LOS ANGELES, Nov. 15 (Xinhua) -- Because of global warming, the United Sates has seen more daily record high temperatures than record lows over the past decade, according to the National Center for Atmospheric Research (NCAR) in Boulder, Colorado.
For the period from Jan. 1, 2000, to Sept. 30, 2009, the continental United States set 291,237 record highs and 142,420 record lows, as the country experienced unusually mild winter weather and intense summer heat waves, the NCAR said in a study published in the November issue of the Geophysical Research Letters, a journal of the American Geophysical Union.
If temperatures were not warming, the number of record daily highs and lows being set each year would be approximately even, said the study.

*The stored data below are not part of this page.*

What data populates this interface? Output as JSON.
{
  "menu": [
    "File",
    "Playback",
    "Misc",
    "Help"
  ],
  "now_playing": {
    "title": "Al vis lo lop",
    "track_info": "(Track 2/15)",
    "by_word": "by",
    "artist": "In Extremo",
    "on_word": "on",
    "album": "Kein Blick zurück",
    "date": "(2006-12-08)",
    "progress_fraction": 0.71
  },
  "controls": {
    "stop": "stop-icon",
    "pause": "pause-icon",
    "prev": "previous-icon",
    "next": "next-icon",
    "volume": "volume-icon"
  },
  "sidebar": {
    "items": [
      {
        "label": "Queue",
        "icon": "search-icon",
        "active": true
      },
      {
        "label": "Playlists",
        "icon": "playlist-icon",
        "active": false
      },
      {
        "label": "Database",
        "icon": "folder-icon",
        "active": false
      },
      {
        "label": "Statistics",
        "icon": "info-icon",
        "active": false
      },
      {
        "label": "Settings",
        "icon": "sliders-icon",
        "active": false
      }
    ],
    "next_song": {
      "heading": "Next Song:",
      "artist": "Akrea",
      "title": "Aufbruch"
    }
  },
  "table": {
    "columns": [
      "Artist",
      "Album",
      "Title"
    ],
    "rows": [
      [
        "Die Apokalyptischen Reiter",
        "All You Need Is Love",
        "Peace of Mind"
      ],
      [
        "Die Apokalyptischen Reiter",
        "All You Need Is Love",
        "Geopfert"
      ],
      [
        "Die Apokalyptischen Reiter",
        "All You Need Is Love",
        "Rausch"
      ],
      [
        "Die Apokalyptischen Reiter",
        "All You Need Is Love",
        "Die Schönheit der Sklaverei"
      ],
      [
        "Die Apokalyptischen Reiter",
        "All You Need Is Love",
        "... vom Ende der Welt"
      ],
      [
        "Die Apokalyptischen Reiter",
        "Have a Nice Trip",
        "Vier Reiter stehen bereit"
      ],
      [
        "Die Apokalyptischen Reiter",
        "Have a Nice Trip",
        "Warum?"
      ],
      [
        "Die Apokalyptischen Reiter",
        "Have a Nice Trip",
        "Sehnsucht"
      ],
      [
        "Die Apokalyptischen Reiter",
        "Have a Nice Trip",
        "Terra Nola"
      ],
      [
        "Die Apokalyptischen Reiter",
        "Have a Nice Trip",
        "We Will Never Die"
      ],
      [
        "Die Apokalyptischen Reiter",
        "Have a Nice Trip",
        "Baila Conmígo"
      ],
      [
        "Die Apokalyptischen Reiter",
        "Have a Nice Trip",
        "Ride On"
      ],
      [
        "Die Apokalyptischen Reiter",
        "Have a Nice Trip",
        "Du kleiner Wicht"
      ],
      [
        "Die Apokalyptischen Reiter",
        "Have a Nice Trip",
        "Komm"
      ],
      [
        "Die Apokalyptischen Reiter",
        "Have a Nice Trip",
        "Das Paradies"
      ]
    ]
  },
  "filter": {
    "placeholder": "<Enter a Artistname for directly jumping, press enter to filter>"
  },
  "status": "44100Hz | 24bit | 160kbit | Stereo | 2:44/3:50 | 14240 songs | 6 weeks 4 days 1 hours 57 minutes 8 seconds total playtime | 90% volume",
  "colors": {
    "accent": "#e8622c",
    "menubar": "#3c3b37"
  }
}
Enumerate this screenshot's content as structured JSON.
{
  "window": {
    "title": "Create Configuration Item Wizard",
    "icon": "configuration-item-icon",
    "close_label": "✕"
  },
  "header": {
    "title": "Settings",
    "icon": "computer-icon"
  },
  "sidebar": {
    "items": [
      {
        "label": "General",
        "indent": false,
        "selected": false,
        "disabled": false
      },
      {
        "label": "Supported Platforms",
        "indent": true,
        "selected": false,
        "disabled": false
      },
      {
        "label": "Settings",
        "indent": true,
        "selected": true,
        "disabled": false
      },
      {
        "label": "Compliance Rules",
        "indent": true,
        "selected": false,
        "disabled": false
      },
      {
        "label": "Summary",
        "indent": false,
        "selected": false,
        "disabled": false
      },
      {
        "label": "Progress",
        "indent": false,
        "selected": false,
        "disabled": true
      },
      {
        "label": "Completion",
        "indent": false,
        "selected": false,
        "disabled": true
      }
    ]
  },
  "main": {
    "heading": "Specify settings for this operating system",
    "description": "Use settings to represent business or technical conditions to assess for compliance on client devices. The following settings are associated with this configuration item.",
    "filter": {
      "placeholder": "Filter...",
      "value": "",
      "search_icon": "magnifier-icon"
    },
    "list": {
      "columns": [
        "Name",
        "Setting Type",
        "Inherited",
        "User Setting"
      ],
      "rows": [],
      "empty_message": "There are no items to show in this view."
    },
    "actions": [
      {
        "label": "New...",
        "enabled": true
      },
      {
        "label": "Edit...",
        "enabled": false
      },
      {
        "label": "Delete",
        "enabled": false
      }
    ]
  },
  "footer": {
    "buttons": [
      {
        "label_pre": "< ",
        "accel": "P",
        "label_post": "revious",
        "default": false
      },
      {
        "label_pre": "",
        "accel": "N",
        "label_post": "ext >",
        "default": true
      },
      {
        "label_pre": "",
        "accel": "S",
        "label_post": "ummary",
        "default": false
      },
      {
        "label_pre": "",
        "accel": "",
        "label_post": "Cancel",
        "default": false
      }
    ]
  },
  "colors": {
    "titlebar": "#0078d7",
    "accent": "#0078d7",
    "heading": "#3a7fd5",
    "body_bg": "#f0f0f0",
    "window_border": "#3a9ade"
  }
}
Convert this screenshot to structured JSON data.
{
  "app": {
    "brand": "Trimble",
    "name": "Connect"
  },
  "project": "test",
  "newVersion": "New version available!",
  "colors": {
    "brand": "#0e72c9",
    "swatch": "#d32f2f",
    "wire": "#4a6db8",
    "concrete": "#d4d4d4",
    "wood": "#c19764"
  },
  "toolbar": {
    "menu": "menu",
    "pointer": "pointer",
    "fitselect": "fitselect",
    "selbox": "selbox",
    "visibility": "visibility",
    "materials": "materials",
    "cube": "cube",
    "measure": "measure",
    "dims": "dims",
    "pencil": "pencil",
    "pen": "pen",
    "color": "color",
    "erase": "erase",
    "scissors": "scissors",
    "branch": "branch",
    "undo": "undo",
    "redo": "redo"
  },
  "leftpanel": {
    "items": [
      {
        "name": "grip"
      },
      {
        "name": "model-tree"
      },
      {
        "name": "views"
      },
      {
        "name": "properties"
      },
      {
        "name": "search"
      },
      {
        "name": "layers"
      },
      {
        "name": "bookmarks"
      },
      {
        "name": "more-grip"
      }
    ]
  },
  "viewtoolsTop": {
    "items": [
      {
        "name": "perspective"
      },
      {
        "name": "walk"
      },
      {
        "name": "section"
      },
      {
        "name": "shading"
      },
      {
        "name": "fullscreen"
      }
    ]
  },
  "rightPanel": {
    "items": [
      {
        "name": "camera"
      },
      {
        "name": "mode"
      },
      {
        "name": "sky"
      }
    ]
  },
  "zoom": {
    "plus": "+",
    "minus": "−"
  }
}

The study team focused on weather stations that have been operating since 1950. They found that the ratio of record daily high to record daily low temperatures slightly exceeded one to one in the 1950s, dipped below that level in the 1960s and 1970s, and has risen since the 1980s.
The results reflect changes in U.S. average temperatures, which rose in the 1950s, stabilized in the 1960s, and then began a warming trend in the late 1970s.
The ratio of record highs to lows is likely to increase dramatically in coming decades if emissions of greenhouse gases continue to climb, the study warned.
If nations continue to increase their emissions of greenhouse gases in a "business as usual" scenario, the U.S. ratio of daily record high to record low temperatures would increase to about 20-to-1 by mid-century and 50-to-1 by 2100, said the study.
"Climate change is making itself felt in terms of day-to-day weather in the United States," says NCAR scientist Gerald Meehl, the lead author. "The ways these records are being broken show how our climate is already shifting."
A record daily high means that temperatures were warmer on a given day than on that same date throughout a weather station's history.
The researchers used a quality control process to ensure the reliability of data from thousands of weather stations across the country, while looking at data over the past six decades to capture longer-term trends.